My former multivariable calculus professor denoted the gradient as $$\mathrm{grad}\,\mathit{f}\, (x;y)= \begin{pmatrix}x\\y\end{pmatrix}.$$ Completely forgot that. Since then I've always been writing the gradient as a row vector. Is there a difference? Googled it, but I'm not satisfied. Some even make a difference between the vector derivative and gradient. I'm a bit confused now. What is right? Is there an actual difference?

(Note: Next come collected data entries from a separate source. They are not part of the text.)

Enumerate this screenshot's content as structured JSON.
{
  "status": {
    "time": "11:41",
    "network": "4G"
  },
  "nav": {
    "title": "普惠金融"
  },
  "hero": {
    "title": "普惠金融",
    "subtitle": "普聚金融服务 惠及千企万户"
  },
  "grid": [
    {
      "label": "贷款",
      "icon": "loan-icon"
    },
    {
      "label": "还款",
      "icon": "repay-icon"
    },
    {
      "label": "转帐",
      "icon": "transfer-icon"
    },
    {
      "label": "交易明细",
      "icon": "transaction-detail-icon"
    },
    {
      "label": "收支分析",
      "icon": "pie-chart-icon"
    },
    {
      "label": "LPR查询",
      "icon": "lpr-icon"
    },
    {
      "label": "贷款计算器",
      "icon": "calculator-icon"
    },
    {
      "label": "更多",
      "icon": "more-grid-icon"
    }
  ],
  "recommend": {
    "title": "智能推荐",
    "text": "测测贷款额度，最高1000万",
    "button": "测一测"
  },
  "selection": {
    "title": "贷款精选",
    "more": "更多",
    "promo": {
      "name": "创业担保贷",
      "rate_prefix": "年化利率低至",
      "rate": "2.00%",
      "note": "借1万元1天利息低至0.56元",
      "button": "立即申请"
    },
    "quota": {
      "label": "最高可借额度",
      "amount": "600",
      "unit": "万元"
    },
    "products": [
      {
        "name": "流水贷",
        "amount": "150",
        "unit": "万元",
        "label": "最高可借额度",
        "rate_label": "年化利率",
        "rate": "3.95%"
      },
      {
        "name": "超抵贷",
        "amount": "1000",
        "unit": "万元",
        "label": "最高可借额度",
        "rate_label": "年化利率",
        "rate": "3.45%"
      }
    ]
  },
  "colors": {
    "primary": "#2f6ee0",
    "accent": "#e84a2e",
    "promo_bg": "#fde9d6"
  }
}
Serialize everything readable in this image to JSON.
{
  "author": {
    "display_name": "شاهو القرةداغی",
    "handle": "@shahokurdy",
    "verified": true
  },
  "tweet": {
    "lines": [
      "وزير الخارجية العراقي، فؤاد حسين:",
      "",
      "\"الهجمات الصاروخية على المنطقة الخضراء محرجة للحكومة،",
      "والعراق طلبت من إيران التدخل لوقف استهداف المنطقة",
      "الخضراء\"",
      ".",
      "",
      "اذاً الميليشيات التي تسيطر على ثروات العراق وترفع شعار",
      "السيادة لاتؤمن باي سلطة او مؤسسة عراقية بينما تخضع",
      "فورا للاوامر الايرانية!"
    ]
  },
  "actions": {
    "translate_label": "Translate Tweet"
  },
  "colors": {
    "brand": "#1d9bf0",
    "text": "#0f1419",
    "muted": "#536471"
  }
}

The reason for my question is a matrix derivate problem. In one of my older question I got a hint to a problem:
$$\frac {\partial(a^Tx)} {\partial x}=\frac {\partial(x^Ta)} {\partial x}=a$$
I tried to learn this rule. My thoughts are as follow. Both numerators are the same because they result in the same scalar. The $x$ in the denominator is a column vector. Therefore the result (here $a$) should be a column vector too when taking the derivate.
On the other hand, taking a vector derivative (or the gradient?) of a scalar (or a function) should result in a row vector $a^T$.
Additionally, if the numerator would be a vector instead of a scalar, then the result would be a Jacobean right? And Jacobeans have on one row all the derivatives respective to a $x_m$, and the $numerators_m$ in the columns. Keeping that form the output of the hint should be $a^T$, shouldn't it?